As we spend more and more, we forget that little message that Rudolph the Red-nosed Reindeer and Frosty the Snowman tried to subconsciously put into our small, malleable heads. It’s all about spending time. In a progressive society, technology works in our favor; people spend 22% more on sales online than in an actual store (which is saying they spend more than the $700 they spend around this time).
Time that is so precious. We look at the clock as if 2:20 will never hit and then barely have time to blink before we’re in the same spot again the next day. The past never feels like the present when you’re in the past. Time seems to not have a limit but each day we grow and soon it’s gone. That’s no reason to run down the street YOLOing, but it’s a simple fact we forget, not only around the holidays, but just in general. If God is your kind of thing, then you can say you’re here for a reason, if He’s not, you’re still here, shut up and be happy.

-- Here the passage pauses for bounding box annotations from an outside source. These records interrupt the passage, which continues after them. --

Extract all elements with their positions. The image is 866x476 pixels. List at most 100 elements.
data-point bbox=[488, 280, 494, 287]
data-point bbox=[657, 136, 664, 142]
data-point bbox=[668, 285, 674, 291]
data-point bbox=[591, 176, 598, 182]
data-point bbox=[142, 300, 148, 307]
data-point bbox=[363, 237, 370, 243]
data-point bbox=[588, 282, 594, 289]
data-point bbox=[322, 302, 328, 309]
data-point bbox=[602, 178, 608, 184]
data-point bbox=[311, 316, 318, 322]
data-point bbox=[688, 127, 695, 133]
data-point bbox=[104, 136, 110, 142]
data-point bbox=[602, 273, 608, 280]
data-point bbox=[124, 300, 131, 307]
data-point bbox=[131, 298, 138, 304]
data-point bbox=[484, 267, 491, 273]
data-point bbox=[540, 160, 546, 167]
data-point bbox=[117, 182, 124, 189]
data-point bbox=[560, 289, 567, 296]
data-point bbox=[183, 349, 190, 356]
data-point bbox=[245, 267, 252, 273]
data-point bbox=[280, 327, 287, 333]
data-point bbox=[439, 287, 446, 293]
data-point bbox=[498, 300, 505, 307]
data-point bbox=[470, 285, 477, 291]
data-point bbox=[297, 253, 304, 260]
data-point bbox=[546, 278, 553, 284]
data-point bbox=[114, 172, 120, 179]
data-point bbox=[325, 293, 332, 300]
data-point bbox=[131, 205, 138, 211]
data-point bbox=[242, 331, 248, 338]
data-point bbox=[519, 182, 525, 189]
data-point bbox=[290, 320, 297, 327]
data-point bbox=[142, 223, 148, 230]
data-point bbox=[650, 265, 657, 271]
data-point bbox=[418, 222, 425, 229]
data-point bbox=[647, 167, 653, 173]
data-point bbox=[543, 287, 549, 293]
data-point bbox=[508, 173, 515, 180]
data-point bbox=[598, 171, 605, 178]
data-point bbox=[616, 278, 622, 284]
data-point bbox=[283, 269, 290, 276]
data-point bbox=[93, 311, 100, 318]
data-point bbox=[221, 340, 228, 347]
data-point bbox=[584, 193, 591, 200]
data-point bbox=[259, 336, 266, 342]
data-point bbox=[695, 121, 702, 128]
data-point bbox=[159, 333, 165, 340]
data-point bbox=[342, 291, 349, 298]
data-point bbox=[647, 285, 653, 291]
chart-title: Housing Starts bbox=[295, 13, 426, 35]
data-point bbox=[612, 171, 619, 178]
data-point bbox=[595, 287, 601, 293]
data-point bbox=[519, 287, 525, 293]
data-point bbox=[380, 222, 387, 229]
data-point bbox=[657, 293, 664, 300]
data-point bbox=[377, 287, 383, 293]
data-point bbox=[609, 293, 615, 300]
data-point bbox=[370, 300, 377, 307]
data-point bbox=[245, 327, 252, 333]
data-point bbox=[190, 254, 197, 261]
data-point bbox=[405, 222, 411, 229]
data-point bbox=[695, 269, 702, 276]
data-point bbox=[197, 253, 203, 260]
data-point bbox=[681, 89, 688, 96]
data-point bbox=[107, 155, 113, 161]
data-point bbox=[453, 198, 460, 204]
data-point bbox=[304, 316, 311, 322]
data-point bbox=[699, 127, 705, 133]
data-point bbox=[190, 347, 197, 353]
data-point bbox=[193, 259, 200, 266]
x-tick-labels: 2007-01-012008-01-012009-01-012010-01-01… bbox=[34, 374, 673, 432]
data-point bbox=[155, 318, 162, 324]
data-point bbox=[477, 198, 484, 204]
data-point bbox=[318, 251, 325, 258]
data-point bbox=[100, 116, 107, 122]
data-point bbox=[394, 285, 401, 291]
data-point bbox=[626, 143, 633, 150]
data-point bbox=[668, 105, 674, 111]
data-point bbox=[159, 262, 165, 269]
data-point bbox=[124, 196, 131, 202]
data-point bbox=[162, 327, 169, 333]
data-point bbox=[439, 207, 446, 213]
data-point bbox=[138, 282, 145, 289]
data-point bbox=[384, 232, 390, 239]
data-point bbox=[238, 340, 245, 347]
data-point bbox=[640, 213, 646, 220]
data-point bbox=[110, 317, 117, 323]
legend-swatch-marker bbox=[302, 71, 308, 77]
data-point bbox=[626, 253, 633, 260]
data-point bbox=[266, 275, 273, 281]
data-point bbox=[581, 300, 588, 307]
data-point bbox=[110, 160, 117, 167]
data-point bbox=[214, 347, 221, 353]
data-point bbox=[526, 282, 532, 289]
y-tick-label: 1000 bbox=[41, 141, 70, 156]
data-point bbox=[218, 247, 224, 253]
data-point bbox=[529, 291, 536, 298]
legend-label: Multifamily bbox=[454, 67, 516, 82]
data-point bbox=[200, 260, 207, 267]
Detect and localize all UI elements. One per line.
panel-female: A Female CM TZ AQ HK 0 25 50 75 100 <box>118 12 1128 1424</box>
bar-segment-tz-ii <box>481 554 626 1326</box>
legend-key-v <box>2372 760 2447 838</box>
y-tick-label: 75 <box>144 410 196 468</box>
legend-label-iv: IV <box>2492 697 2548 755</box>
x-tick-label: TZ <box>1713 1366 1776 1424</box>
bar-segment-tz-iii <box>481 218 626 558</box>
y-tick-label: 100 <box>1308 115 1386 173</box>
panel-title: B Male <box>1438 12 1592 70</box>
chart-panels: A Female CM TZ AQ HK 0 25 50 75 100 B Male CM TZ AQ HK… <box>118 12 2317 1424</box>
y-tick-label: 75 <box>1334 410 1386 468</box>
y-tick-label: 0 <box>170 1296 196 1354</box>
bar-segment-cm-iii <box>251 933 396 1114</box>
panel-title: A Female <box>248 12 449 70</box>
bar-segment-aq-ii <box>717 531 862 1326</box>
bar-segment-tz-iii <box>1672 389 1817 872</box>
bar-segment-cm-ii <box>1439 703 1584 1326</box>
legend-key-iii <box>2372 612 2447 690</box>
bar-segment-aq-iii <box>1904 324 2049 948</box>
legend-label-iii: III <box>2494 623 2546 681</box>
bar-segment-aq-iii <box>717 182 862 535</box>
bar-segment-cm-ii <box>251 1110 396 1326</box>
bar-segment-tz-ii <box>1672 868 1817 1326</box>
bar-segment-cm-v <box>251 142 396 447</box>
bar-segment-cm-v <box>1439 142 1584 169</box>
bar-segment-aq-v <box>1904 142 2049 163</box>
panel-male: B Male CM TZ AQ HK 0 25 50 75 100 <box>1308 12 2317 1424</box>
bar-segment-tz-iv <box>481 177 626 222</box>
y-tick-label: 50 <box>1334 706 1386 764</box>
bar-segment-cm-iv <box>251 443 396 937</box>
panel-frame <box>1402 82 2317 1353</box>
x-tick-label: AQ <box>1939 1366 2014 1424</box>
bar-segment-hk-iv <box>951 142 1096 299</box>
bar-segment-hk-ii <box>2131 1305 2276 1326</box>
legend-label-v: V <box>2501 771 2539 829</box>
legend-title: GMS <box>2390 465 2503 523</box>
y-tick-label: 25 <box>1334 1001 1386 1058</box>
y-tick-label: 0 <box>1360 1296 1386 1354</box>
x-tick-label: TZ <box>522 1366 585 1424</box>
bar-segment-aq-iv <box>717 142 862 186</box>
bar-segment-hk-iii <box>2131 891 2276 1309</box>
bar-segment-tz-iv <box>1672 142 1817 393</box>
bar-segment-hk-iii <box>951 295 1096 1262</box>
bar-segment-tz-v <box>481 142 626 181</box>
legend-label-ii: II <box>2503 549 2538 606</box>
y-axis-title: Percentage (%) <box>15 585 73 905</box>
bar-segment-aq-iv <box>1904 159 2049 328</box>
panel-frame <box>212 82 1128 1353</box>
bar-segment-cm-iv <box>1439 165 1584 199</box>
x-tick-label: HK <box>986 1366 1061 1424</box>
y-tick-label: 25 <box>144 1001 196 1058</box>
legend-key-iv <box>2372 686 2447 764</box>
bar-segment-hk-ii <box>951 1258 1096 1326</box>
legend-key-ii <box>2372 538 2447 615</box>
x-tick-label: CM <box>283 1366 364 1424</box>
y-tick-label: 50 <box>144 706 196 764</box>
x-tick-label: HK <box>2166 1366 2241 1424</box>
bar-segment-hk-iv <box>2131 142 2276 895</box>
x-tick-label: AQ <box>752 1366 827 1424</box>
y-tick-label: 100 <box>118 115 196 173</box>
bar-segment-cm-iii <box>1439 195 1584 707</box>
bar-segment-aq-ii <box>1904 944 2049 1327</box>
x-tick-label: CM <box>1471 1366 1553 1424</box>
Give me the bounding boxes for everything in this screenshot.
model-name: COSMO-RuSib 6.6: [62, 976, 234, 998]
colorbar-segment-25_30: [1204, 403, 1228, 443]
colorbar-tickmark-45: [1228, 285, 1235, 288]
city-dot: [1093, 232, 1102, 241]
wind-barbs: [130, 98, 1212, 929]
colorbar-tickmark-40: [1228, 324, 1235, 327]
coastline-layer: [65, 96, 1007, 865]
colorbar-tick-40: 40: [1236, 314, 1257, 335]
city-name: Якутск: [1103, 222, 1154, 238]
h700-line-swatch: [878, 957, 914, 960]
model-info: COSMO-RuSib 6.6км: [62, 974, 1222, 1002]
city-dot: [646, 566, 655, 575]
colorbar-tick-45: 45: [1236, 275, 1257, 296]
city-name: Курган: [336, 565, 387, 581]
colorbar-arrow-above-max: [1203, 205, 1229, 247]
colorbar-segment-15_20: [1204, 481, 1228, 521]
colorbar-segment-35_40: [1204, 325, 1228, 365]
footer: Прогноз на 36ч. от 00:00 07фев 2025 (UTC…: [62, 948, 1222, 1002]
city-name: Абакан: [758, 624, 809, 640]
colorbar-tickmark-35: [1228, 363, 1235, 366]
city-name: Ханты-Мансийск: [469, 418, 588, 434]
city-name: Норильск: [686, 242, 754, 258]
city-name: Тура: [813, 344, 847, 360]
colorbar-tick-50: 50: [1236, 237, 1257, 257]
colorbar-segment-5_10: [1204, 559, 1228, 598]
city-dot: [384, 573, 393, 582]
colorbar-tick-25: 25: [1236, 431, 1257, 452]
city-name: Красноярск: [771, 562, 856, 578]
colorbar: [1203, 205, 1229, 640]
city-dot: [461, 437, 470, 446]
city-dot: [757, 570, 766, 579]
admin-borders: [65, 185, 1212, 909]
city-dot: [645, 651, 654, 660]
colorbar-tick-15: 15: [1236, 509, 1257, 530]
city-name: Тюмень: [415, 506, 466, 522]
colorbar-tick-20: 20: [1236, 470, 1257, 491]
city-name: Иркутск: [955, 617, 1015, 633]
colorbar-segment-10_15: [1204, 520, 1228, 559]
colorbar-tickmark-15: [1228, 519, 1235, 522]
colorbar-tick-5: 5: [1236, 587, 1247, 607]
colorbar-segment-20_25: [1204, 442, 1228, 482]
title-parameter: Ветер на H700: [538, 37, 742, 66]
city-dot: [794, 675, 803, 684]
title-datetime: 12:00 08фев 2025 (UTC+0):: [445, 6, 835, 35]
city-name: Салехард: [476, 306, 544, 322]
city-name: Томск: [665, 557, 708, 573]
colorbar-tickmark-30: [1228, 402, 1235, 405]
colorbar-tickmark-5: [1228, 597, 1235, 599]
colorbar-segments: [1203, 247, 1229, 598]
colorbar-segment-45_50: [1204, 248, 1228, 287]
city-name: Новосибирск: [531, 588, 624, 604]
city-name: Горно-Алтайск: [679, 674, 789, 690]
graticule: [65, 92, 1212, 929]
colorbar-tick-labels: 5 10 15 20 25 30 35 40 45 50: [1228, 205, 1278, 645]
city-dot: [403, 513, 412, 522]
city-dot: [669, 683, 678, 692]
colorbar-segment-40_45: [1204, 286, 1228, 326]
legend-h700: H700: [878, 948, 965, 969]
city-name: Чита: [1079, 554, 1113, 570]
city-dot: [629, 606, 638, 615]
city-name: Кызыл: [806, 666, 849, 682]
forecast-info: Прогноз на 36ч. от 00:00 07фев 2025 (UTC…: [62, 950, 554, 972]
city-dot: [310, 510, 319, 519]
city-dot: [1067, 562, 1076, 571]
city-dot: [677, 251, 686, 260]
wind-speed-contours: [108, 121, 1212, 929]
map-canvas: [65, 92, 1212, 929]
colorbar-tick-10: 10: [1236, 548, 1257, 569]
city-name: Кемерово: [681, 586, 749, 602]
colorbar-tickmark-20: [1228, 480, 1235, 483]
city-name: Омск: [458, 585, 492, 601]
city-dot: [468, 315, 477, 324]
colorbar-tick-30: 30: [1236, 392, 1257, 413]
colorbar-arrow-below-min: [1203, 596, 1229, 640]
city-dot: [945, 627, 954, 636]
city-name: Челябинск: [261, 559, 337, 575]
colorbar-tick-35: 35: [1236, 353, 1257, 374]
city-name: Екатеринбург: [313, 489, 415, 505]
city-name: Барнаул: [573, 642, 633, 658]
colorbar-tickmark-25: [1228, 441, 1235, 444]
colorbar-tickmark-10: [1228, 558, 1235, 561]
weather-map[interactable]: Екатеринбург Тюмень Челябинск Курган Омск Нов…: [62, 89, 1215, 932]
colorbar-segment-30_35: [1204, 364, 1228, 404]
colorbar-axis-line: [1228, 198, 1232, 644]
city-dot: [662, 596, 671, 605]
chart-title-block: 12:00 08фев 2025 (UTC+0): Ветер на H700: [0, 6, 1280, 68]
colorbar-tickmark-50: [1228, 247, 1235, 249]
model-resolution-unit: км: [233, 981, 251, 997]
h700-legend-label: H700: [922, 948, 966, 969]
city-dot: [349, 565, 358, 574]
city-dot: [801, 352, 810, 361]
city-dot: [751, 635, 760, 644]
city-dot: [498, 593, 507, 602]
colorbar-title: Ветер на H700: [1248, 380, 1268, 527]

Let’s not let the stress the accompanies the holiday times get us down this year. People around this time are doing too much: eating too much, drinking too much, buying too much. Instead of worrying how much to spend for this person and what kind of gift this person is buying you, enjoy the snow (or lack thereof), buy an evergreen and throw some of those jingly things and a big bright star on it, and constantly sing some “Baby, It’s Cold Outside”. Any person who is only concerned with the price of the gift you get them is someone who has seriously lost sight of this time of year or a person that you shouldn’t be wasting your time. So don’t waste your money.
*DISCLAIMER: Santa Claus isn’t real.